Ambrose Bierce
El mejor soldado de nuestro estado mayor era el teniente Herman Brayle, uno
de los dos edecanes. No recuerdo de dónde lo sacó el general, creo que de algún
regimiento de Ohio. Ninguno de nosotros lo conocía, pero eso no era extraño, pues
no había ni dos de nosotros que hubiéramos venido del mismo estado, y ni siquiera
de estados contiguos. El general parecía pensar que había que reflexionar muy cuidadosamente
a la hora de conceder la distinción de un puesto en su estado mayor, para no ocasionar
celos regionales que pusieran en peligro la integridad de aquella parte de la Nación
que todavía seguía unida. No elegía oficiales de su propio mando y hacía malabarismos
en los servicios del cuartel general para obtenerlos de otras brigadas. En estas
circunstancias, los servicios de un hombre tenían que ser, en verdad, muy relevantes,
para que se extendieran al ámbito de su familia y de sus amigos de juventud. De
todos modos, la “voz de la trompeta de la fama” había enronquecido un poco por exceso
de locuacidad.
El teniente Brayle medía más de metro noventa de altura
y poseía una espléndida constitución. Tenía el cabello claro y los ojos azul grisáceos
que en los hombres de su talla suelen asociarse a un valor y entereza de primera
magnitud. Solía vestir el uniforme completo, especialmente en acción, mientras la
mayoría de los oficiales se contentaba con lucir un atuendo menos rimbombante, por
lo cual su figura resultaba llamativa e impresionante. Como todo el resto, tenía
las maneras de un caballero, una mente cultivada y un corazón de león. Tenía alrededor
de treinta años.
Pronto todos empezamos a sentir por Brayle tanto simpatía
como admiración, y con sincero disgusto observamos, durante la batalla de Stone’s
River –nuestro primer combate desde que él se unió a nosotros–, que poseía uno de
los defectos más criticables e indignos de un militar: se envanecía de su valentía.

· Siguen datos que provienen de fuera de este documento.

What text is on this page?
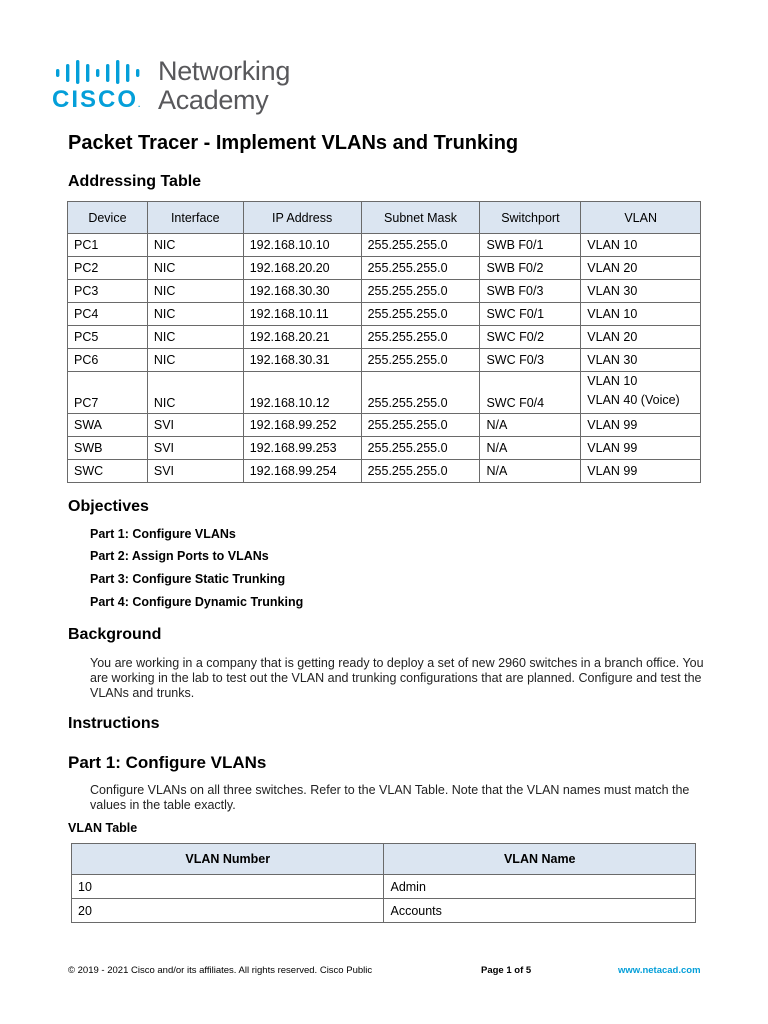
CISCO.
Networking
Academy
Packet Tracer - Implement VLANs and Trunking
Addressing Table
Device	Interface	IP Address	Subnet Mask	Switchport	VLAN
PC1	NIC	192.168.10.10	255.255.255.0	SWB F0/1	VLAN 10
PC2	NIC	192.168.20.20	255.255.255.0	SWB F0/2	VLAN 20
PC3	NIC	192.168.30.30	255.255.255.0	SWB F0/3	VLAN 30
PC4	NIC	192.168.10.11	255.255.255.0	SWC F0/1	VLAN 10
PC5	NIC	192.168.20.21	255.255.255.0	SWC F0/2	VLAN 20
PC6	NIC	192.168.30.31	255.255.255.0	SWC F0/3	VLAN 30
PC7	NIC	192.168.10.12	255.255.255.0	SWC F0/4	VLAN 10
VLAN 40 (Voice)

SWA	SVI	192.168.99.252	255.255.255.0	N/A	VLAN 99
SWB	SVI	192.168.99.253	255.255.255.0	N/A	VLAN 99
SWC	SVI	192.168.99.254	255.255.255.0	N/A	VLAN 99
Objectives
Part 1: Configure VLANs
Part 2: Assign Ports to VLANs
Part 3: Configure Static Trunking
Part 4: Configure Dynamic Trunking
Background
You are working in a company that is getting ready to deploy a set of new 2960 switches in a branch office. You are working in the lab to test out the VLAN and trunking configurations that are planned. Configure and test the VLANs and trunks.
Instructions
Part 1: Configure VLANs
Configure VLANs on all three switches. Refer to the VLAN Table. Note that the VLAN names must match the values in the table exactly.
VLAN Table
VLAN Number	VLAN Name
10	Admin
20	Accounts
© 2019 - 2021 Cisco and/or its affiliates. All rights reserved. Cisco Public	Page 1 of 5	www.netacad.com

En el transcurso de las vicisitudes y alternancias de aquel odioso enfrentamiento,
tanto cuando nuestras tropas se batían en los campos abiertos de algodón, o en los
bosques de cedros, como cuando lo hacían detrás del terraplén del ferrocarril, él
no se puso ni una vez a cubierto, hasta que se lo ordenó expresamente el general,
que normalmente tenía otras cosas en qué pensar que en las vidas de los oficiales
de su estado mayor, o en la de sus hombres, por el mismo motivo.

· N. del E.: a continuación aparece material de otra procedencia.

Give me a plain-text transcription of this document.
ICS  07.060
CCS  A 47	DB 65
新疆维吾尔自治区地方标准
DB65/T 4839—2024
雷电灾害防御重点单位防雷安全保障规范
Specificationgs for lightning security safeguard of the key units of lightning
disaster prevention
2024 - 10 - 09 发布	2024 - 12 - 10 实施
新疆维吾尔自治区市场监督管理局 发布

En los combates siguientes, mientras Brayle estaba con
nosotros, ocurrió lo mismo. Permanecía sentado en su caballo como una estatua ecuestre,
entre una tormenta de balas y metralla, en los puntos más expuestos, dondequiera
que su deber, requiriéndole acudir, le permitiera permanecer. Sin embargo, sin ningún
problema y en beneficio de su reputación de hombre con sensatez, hubiera podido
situarse a resguardo, en la medida de lo posible, en esos breves momentos de inacción
personal que se dan en una batalla.
Su comportamiento era el mismo cuando andaba a pie,
por necesidad o por deferencia a su comandante y a sus compañeros apeados. Se erguía
como una roca en campo descubierto, cuando oficiales y soldados se ponían a cubierto.

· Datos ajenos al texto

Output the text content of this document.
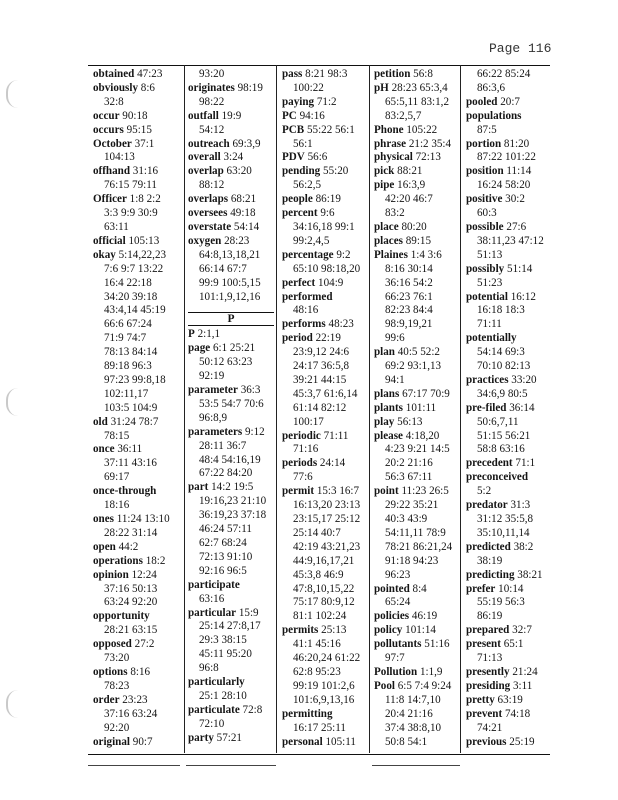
Page 116
obtained 47:23
obviously 8:6
32:8
occur 90:18
occurs 95:15
October 37:1
104:13
offhand 31:16
76:15 79:11
Officer 1:8 2:2
3:3 9:9 30:9
63:11
official 105:13
okay 5:14,22,23
7:6 9:7 13:22
16:4 22:18
34:20 39:18
43:4,14 45:19
66:6 67:24
71:9 74:7
78:13 84:14
89:18 96:3
97:23 99:8,18
102:11,17
103:5 104:9
old 31:24 78:7
78:15
once 36:11
37:11 43:16
69:17
once-through
18:16
ones 11:24 13:10
28:22 31:14
open 44:2
operations 18:2
opinion 12:24
37:16 50:13
63:24 92:20
opportunity
28:21 63:15
opposed 27:2
73:20
options 8:16
78:23
order 23:23
37:16 63:24
92:20
original 90:7
93:20
originates 98:19
98:22
outfall 19:9
54:12
outreach 69:3,9
overall 3:24
overlap 63:20
88:12
overlaps 68:21
oversees 49:18
overstate 54:14
oxygen 28:23
64:8,13,18,21
66:14 67:7
99:9 100:5,15
101:1,9,12,16
P
P 2:1,1
page 6:1 25:21
50:12 63:23
92:19
parameter 36:3
53:5 54:7 70:6
96:8,9
parameters 9:12
28:11 36:7
48:4 54:16,19
67:22 84:20
part 14:2 19:5
19:16,23 21:10
36:19,23 37:18
46:24 57:11
62:7 68:24
72:13 91:10
92:16 96:5
participate
63:16
particular 15:9
25:14 27:8,17
29:3 38:15
45:11 95:20
96:8
particularly
25:1 28:10
particulate 72:8
72:10
party 57:21
pass 8:21 98:3
100:22
paying 71:2
PC 94:16
PCB 55:22 56:1
56:1
PDV 56:6
pending 55:20
56:2,5
people 86:19
percent 9:6
34:16,18 99:1
99:2,4,5
percentage 9:2
65:10 98:18,20
perfect 104:9
performed
48:16
performs 48:23
period 22:19
23:9,12 24:6
24:17 36:5,8
39:21 44:15
45:3,7 61:6,14
61:14 82:12
100:17
periodic 71:11
71:16
periods 24:14
77:6
permit 15:3 16:7
16:13,20 23:13
23:15,17 25:12
25:14 40:7
42:19 43:21,23
44:9,16,17,21
45:3,8 46:9
47:8,10,15,22
75:17 80:9,12
81:1 102:24
permits 25:13
41:1 45:16
46:20,24 61:22
62:8 95:23
99:19 101:2,6
101:6,9,13,16
permitting
16:17 25:11
personal 105:11
petition 56:8
pH 28:23 65:3,4
65:5,11 83:1,2
83:2,5,7
Phone 105:22
phrase 21:2 35:4
physical 72:13
pick 88:21
pipe 16:3,9
42:20 46:7
83:2
place 80:20
places 89:15
Plaines 1:4 3:6
8:16 30:14
36:16 54:2
66:23 76:1
82:23 84:4
98:9,19,21
99:6
plan 40:5 52:2
69:2 93:1,13
94:1
plans 67:17 70:9
plants 101:11
play 56:13
please 4:18,20
4:23 9:21 14:5
20:2 21:16
56:3 67:11
point 11:23 26:5
29:22 35:21
40:3 43:9
54:11,11 78:9
78:21 86:21,24
91:18 94:23
96:23
pointed 8:4
65:24
policies 46:19
policy 101:14
pollutants 51:16
97:7
Pollution 1:1,9
Pool 6:5 7:4 9:24
11:8 14:7,10
20:4 21:16
37:4 38:8,10
50:8 54:1
66:22 85:24
86:3,6
pooled 20:7
populations
87:5
portion 81:20
87:22 101:22
position 11:14
16:24 58:20
positive 30:2
60:3
possible 27:6
38:11,23 47:12
51:13
possibly 51:14
51:23
potential 16:12
16:18 18:3
71:11
potentially
54:14 69:3
70:10 82:13
practices 33:20
34:6,9 80:5
pre-filed 36:14
50:6,7,11
51:15 56:21
58:8 63:16
precedent 71:1
preconceived
5:2
predator 31:3
31:12 35:5,8
35:10,11,14
predicted 38:2
38:19
predicting 38:21
prefer 10:14
55:19 56:3
86:19
prepared 32:7
present 65:1
71:13
presently 21:24
presiding 3:11
pretty 63:19
prevent 74:18
74:21
previous 25:19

Mientras hombres de más edad y más años de servicio, con más alto rango y con incuestionable
coraje, preservaban sensatamente, tras alguna colina, sus vidas, infinitamente valiosas
para el servicio del país, aquel hombre se colocaba en la cima de la colina, igualmente
ocioso en aquel momento que sus compañeros, pero dando la cara en la dirección del
fuego más nutrido.
Cuando los combates se desarrollan en campo abierto,
a menudo sucede que los soldados confrontados, que se enfrentan entre ellos durante
horas a la simple distancia de una pedrada, se aprietan contra la tierra como si
estuvieran enamorados de ella. Los mismos oficiales, en los puestos asignados, se
aplastan contra el suelo, y los oficiales superiores, cuando han matado a sus caballos
o los han enviado a la retaguardia, se agazapan evitando la bóveda infernal de silbidos
de plomo y aullidos de acero, sin pensar en su dignidad.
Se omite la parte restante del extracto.